We refrain from comparing temporal coherence-based learning to other pretraining methods for surgical phase segmentation [2, 18] since these studies were conducted using other datasets, namely EndoVis2015 (7 cholecystectomies) in [2] and 120 cholecystectomies in [18].

Fig. 1.
figure 1

Image retrieval task. Each row represents one query. Left-most: Query frame. Right: The frames closest in feature space, one per test video. Numbers denote distance to query frame. The depicted frames are sorted with regard to this distance.

5 Summary

In this paper, we show that the temporal coherence of unlabeled laparoscopic video can be exploited for self-supervised pretraining by training a CNN to map temporally close video frames onto embeddings that are close in feature space. When extended into a CNN-LSTM architecture for surgical phase segmentation, all pretrained models outperform the non-pretrained baseline when being fine-tuned on the same labeled dataset. Using a combination of first and second order temporal coherence, the pretrained models even perform similarly or better than the baseline when less labeled data is used. Combining our approach with temporal order-based concepts into a more holistic temporal coherence-based pretraining method could possibly enhance the discriminative properties of the learned embedding and improve performance even further.

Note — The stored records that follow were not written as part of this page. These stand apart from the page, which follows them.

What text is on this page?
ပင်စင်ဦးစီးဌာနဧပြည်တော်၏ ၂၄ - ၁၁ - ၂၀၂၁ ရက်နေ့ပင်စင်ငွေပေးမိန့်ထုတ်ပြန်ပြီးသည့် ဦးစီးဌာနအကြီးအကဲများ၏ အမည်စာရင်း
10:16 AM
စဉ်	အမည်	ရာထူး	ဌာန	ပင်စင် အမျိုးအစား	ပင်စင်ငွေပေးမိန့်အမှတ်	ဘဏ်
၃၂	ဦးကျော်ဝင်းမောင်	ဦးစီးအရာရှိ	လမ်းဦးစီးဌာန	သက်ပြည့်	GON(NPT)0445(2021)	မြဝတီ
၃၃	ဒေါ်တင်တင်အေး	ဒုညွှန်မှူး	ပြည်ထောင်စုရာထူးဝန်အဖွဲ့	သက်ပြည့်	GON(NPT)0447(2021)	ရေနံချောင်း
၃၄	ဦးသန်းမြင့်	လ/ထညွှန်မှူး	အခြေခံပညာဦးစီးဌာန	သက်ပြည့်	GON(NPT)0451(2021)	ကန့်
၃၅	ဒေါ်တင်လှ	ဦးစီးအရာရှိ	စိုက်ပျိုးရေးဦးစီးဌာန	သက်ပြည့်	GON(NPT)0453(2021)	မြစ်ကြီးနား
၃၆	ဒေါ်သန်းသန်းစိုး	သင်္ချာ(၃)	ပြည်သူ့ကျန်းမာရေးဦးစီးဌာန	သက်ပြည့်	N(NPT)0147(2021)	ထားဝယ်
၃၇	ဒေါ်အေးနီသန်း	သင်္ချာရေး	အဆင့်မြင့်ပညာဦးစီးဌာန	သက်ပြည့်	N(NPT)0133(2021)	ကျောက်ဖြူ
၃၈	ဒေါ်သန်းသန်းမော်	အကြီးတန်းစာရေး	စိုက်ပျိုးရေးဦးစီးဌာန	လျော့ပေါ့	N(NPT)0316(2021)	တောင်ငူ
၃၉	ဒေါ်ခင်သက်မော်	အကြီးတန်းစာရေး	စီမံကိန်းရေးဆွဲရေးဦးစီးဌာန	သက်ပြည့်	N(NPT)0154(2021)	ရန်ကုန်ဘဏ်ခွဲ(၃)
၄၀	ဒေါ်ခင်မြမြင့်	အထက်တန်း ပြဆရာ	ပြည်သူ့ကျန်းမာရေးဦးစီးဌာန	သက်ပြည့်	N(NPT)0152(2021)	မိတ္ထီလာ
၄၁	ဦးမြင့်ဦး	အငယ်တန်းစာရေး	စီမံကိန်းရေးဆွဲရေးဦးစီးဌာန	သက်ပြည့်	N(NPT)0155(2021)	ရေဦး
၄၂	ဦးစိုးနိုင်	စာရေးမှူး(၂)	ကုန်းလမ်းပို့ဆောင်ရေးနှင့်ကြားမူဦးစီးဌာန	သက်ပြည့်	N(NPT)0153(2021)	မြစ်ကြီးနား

Future work will address the question whether the learned embeddings can be used for unsupervised detection of more fine-grained video segments, such as surgical activities or steps. Furthermore, we will investigate whether the notion of slow and steady features is beneficial for regularization during supervised training compared to using the concept during a separate pretraining phase.